The themes are all explored through the lens of personal freedom, but freedom itself is the most prevalent theme. In the course of the first two seasons, all three main characters end up sacrificing some vestige of their past lives in order to secure future personal freedoms (Elfo and Luci literally sacrificing their places within their homes, and Bean sacrificing her position of power and her desire for parental affection). Bean perpetually uses escapist techniques to try to gain some semblance of personal freedom, using substances in order to avoid coping with her state of being. During the one moment she gains a foothold on something resembling freedom (during her escape from Dreamland), she asks what “this feeling is [she doesn’t] want to drink away” – the feeling of hope for a future of her choosing. Her escape from oppression and patriarchy are themes also closely observed in Incidents, and touched upon in Eliza’s journey within Uncle Tom’s Cabin.
Not including Disenchantment and its many rearticulations of themes from Early American Literature, there are many wonderful ways to study what, thematically, American Literature has to offer.

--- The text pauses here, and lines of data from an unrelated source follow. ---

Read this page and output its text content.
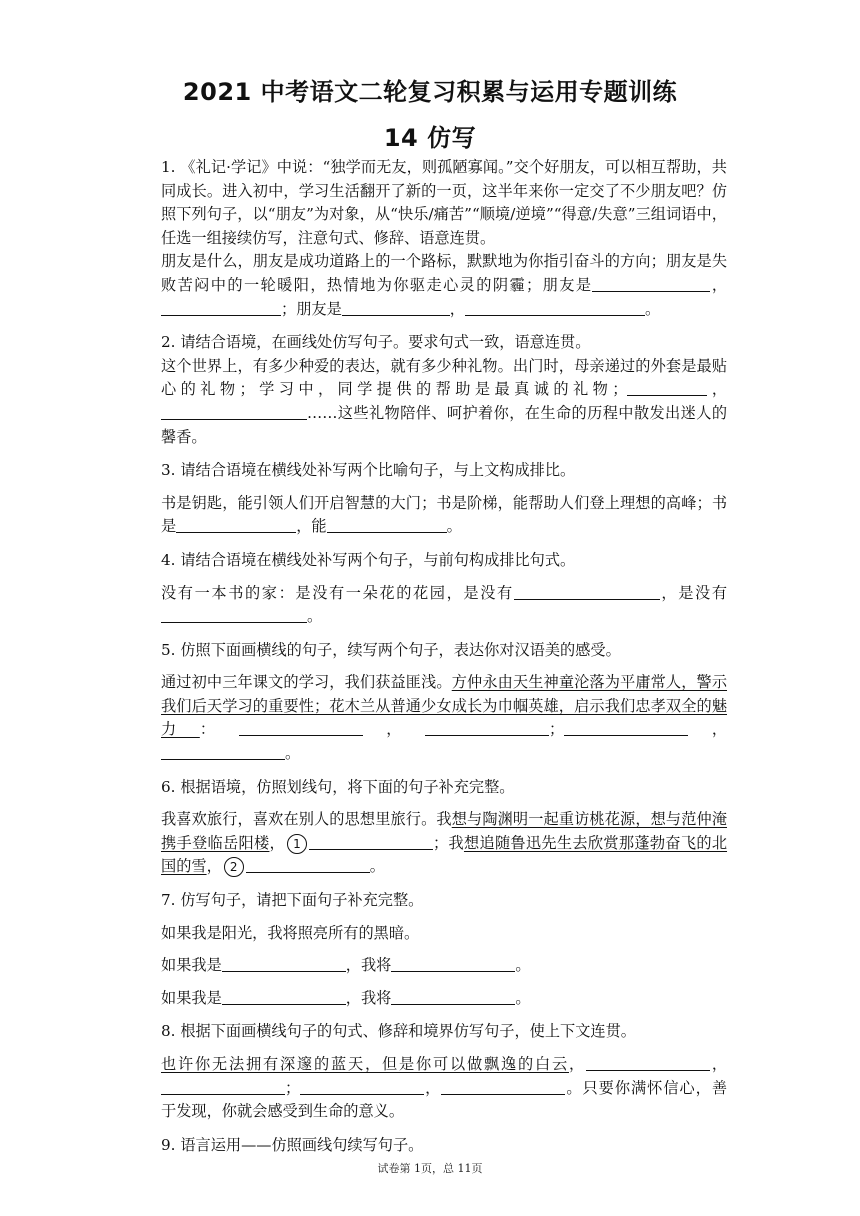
2021 中考语文二轮复习积累与运用专题训练
14 仿写

1. 《礼记·学记》中说：“独学而无友，则孤陋寡闻。”交个好朋友，可以相互帮助，共同成长。进入初中，学习生活翻开了新的一页，这半年来你一定交了不少朋友吧？仿照下列句子，以“朋友”为对象，从“快乐/痛苦”“顺境/逆境”“得意/失意”三组词语中，任选一组接续仿写，注意句式、修辞、语意连贯。

朋友是什么，朋友是成功道路上的一个路标，默默地为你指引奋斗的方向；朋友是失败苦闷中的一轮暖阳，热情地为你驱走心灵的阴霾；朋友是	，；朋友是	，	。

2. 请结合语境，在画线处仿写句子。要求句式一致，语意连贯。

这个世界上，有多少种爱的表达，就有多少种礼物。出门时，母亲递过的外套是最贴心的礼物；学习中，同学提供的帮助是最真诚的礼物；	，……这些礼物陪伴、呵护着你，在生命的历程中散发出迷人的馨香。

3. 请结合语境在横线处补写两个比喻句子，与上文构成排比。

书是钥匙，能引领人们开启智慧的大门；书是阶梯，能帮助人们登上理想的高峰；书是	，能	。

4. 请结合语境在横线处补写两个句子，与前句构成排比句式。

没有一本书的家：是没有一朵花的花园，是没有	，是没有。

5. 仿照下面画横线的句子，续写两个句子，表达你对汉语美的感受。

通过初中三年课文的学习，我们获益匪浅。方仲永由天生神童沦落为平庸常人，警示我们后天学习的重要性；花木兰从普通少女成长为巾帼英雄，启示我们忠孝双全的魅力：	，	；	，。

6. 根据语境，仿照划线句，将下面的句子补充完整。

我喜欢旅行，喜欢在别人的思想里旅行。我想与陶渊明一起重访桃花源，想与范仲淹携手登临岳阳楼， 1	；我想追随鲁迅先生去欣赏那蓬勃奋飞的北国的雪， 2	。

7. 仿写句子，请把下面句子补充完整。

如果我是阳光，我将照亮所有的黑暗。

如果我是	，我将	。

如果我是	，我将	。

8. 根据下面画横线句子的句式、修辞和境界仿写句子，使上下文连贯。

也许你无法拥有深邃的蓝天，但是你可以做飘逸的白云，	，；	，	。只要你满怀信心，善于发现，你就会感受到生命的意义。

9. 语言运用——仿照画线句续写句子。

试卷第 1页，总 11页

Modern cartoons are but one offering (including such examples as Steven Universe, Rick and Morty, and Bojack Horseman, and many more) to rearticulate the themes observed within the canon – there is also social media, music, and, horribly enough, memes, all of which show the strengths that are the lasting themes of Early American Literature. The format of these contemporary works, from television to meme, being infinitely more accessible to the general public than a piece of writing via the internet, has a vastly greater impact on the public than literature of the past, while still drawing inspiration from its vast pool of thematic resources. If one wants to be able to read an aged text, they would need to acquire it or the rights to it, after learning about its existence in the first place, something often put behind a paywall. But anyone with access to a library computer, free wifi, and the internet can quickly (and free of charge) access the modern literature aformentioned in order to explore the themes rearticulated within at their leisure. This truly is the golden age of “American Literature”.